Sentencia de Corte Suprema de Justicia de la Nación, 18 de Noviembre de 1999, C. 553. XXXIV

Emisor:Corte Suprema de Justicia de la Nación
 
CONTENIDO
  1. 553. XXXIV.

    R.O.

    Cooperativa de Tabacaleros de J.L.. c/ Dirección General Impositiva s/ repetición de impuestos.

    Corte Suprema de Justicia de la Nación Buenos Aires, 18 de noviembre de 1999.

    Vistos los autos: "Cooperativa de Tabacaleros de J.L.. c/ Dirección General Impositiva s/ repetición de impuestos".

    Considerando:

    1. ) Que la actora demandó al ente recaudador a fin de que se lo condene a devolverle las sumas abonadas en concepto del impuesto al valor agregado con más sus accesorios legales correspondientes al "crédito fiscal presunto" (art. 11, inc. a, de la ley del tributo según la modificación introducida por la ley 23.765) originado en compras efectuadas a productores primarios -que revestían el carácter de responsables no inscriptos- de bienes destinados a exportaciones realizadas en los meses de julio, agosto y septiembre de 1990.

    2. ) Que el señor juez federal de J. consideró que en primer término debía dilucidarse "si conforme a derecho" correspondía la devolución de las sumas abonadas en concepto del impuesto al valor agregado.
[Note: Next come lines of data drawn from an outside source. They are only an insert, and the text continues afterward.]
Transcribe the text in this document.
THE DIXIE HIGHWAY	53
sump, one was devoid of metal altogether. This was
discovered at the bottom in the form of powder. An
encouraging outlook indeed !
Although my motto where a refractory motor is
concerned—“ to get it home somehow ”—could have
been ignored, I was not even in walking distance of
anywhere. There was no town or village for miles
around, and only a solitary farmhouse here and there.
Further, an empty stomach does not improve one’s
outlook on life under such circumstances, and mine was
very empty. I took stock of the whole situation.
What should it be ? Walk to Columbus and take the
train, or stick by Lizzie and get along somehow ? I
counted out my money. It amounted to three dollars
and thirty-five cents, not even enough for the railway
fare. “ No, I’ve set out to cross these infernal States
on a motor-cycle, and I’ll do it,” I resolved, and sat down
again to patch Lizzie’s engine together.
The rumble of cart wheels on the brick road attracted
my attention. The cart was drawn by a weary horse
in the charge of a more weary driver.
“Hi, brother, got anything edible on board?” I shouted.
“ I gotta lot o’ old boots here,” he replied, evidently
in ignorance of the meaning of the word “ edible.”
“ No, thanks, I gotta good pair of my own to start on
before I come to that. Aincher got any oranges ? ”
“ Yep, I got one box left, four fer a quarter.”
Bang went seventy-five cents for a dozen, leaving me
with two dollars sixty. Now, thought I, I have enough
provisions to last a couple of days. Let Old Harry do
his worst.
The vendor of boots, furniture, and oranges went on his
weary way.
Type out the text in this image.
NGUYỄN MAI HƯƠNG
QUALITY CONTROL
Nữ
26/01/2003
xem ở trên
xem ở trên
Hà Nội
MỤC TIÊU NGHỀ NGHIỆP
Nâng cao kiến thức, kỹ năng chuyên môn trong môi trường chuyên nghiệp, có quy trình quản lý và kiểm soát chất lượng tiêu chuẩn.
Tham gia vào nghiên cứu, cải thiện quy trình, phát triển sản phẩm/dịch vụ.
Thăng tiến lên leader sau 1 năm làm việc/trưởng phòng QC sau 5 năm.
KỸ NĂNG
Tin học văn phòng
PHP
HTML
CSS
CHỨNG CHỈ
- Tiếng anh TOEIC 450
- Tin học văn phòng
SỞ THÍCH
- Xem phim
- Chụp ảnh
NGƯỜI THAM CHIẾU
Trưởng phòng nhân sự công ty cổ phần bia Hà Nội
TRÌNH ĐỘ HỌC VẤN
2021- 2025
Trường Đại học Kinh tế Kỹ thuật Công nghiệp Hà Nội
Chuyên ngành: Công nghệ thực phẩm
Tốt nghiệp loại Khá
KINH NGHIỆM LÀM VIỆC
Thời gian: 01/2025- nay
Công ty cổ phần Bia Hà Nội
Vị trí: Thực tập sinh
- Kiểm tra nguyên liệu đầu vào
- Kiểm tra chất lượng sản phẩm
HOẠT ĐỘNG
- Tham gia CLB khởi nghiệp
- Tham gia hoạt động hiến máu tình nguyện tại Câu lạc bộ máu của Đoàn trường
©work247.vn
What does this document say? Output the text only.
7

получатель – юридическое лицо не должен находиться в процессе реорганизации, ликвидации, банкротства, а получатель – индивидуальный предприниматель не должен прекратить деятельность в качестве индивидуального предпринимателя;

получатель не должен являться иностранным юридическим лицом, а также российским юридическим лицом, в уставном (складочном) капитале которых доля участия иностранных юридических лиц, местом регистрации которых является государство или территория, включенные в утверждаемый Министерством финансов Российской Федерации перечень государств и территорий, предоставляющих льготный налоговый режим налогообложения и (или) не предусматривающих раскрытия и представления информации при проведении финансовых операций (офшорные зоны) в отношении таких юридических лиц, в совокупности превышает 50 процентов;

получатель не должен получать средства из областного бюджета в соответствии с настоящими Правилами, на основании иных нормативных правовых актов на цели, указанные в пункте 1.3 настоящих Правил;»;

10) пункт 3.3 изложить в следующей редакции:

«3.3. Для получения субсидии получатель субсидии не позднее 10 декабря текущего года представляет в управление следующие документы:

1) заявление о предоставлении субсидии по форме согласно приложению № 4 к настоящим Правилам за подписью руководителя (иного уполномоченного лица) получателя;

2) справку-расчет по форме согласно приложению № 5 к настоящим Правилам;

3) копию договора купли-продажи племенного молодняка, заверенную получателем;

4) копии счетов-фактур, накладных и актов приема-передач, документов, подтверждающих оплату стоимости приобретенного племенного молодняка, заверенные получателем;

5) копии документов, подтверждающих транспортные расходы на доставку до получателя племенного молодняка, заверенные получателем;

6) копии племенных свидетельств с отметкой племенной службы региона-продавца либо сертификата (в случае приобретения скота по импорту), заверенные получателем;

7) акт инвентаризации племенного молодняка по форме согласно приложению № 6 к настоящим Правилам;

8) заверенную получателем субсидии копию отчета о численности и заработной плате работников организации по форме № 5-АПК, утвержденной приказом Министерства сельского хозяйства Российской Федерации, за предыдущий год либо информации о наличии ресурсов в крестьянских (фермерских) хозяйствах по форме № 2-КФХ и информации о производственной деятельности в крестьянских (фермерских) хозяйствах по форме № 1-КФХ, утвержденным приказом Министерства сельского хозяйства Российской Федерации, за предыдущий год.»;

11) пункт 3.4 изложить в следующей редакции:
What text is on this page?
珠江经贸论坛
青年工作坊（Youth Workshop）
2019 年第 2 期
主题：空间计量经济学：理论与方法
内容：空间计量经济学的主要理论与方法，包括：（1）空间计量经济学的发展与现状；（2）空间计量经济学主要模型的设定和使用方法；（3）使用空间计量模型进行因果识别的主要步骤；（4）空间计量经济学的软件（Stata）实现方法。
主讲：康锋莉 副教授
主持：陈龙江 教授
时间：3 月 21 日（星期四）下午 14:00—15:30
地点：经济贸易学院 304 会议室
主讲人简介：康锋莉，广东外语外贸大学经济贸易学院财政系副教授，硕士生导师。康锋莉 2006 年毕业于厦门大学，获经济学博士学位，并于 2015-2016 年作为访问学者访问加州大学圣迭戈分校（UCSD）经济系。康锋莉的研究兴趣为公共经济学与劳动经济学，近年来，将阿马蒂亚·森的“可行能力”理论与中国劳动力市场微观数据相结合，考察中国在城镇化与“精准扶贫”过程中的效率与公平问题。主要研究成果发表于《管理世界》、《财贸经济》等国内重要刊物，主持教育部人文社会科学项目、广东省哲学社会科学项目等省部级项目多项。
      Entendió que la prueba pericial contable propuesta por la actora no era esencial en esa etapa para el reconocimiento del derecho invocado, y por razones de economía procesal admitió la oposición de la demandada, "sin perjuicio de producir la misma en el proceso de verificación y determinación del recupero por IVA si así correspondiere" (fs. 559). El representante del organismo recaudador había negado los hechos invocados por su contraparte, y se había opuesto a la producción del peritaje por considerar que no podía sustituir la tarea de verificación a cargo de la D.G.I., no obstante lo cual había indicado los puntos sobre los que debería expedirse el experto en caso de admitirse esa prueba.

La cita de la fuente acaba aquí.